All Seeds Are Not Equal: Enhancing Compositional Text-to-Image Generation with Reliable Random Seeds
Shuangqi Li, Hieu Le, Jingyi Xu, Mathieu Salzmann
TL;DR
This work reveals that initial random seeds significantly influence compositional text-to-image generation in diffusion models, causing variability in object counts and spatial relations. It introduces Comp90, a dataset for systematic seed analysis, and a seed-mining pipeline using CogVLM2 to identify reliable seeds, which are then used to generate self-generated data for fine-tuning. By restricting fine-tuning to the attention Q/K projections and training on self-generated data from top seeds, the authors achieve substantial gains in numerical and spatial composition (e.g., ~29.3% and ~60.7% improvements on Stable Diffusion for different tasks) and maintain image quality and diversity. The approach provides a practical, annotation-free path to enhance compositional capabilities across models like Stable Diffusion 2.1 and PixArt-α without requiring explicit layout inputs, with broad implications for reliable image synthesis in complex prompts.
Abstract
Text-to-image diffusion models have demonstrated remarkable capability in generating realistic images from arbitrary text prompts. However, they often produce inconsistent results for compositional prompts such as "two dogs" or "a penguin on the right of a bowl". Understanding these inconsistencies is crucial for reliable image generation. In this paper, we highlight the significant role of initial noise in these inconsistencies, where certain noise patterns are more reliable for compositional prompts than others. Our analyses reveal that different initial random seeds tend to guide the model to place objects in distinct image areas, potentially adhering to specific patterns of camera angles and image composition associated with the seed.

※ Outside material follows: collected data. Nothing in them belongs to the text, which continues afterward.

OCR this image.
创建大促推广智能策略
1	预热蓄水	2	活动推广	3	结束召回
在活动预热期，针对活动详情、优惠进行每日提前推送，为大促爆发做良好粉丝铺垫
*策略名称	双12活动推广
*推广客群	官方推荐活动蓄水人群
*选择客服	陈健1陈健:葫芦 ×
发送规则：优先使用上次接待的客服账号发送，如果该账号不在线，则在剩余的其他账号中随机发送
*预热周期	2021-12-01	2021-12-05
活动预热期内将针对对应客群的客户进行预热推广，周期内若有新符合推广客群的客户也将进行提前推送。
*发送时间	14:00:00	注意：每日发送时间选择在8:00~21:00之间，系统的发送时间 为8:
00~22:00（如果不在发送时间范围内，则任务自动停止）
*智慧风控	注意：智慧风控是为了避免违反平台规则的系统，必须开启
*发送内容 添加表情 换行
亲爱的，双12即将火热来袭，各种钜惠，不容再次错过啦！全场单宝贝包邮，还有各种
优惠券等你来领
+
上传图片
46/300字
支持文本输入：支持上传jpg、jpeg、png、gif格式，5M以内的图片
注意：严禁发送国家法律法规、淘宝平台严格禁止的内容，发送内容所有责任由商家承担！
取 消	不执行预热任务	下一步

To improve the model's compositional ability, we propose a method for mining these reliable cases, resulting in a curated training set of generated images without requiring any manual annotation. By fine-tuning text-to-image models on these generated images, we significantly enhance their compositional capabilities. For numerical composition, we observe relative increases of 29.3% and 19.5% for Stable Diffusion and PixArt-α, respectively. Spatial composition sees even larger gains, with 60.7% for Stable Diffusion and 21.1% for PixArt-α.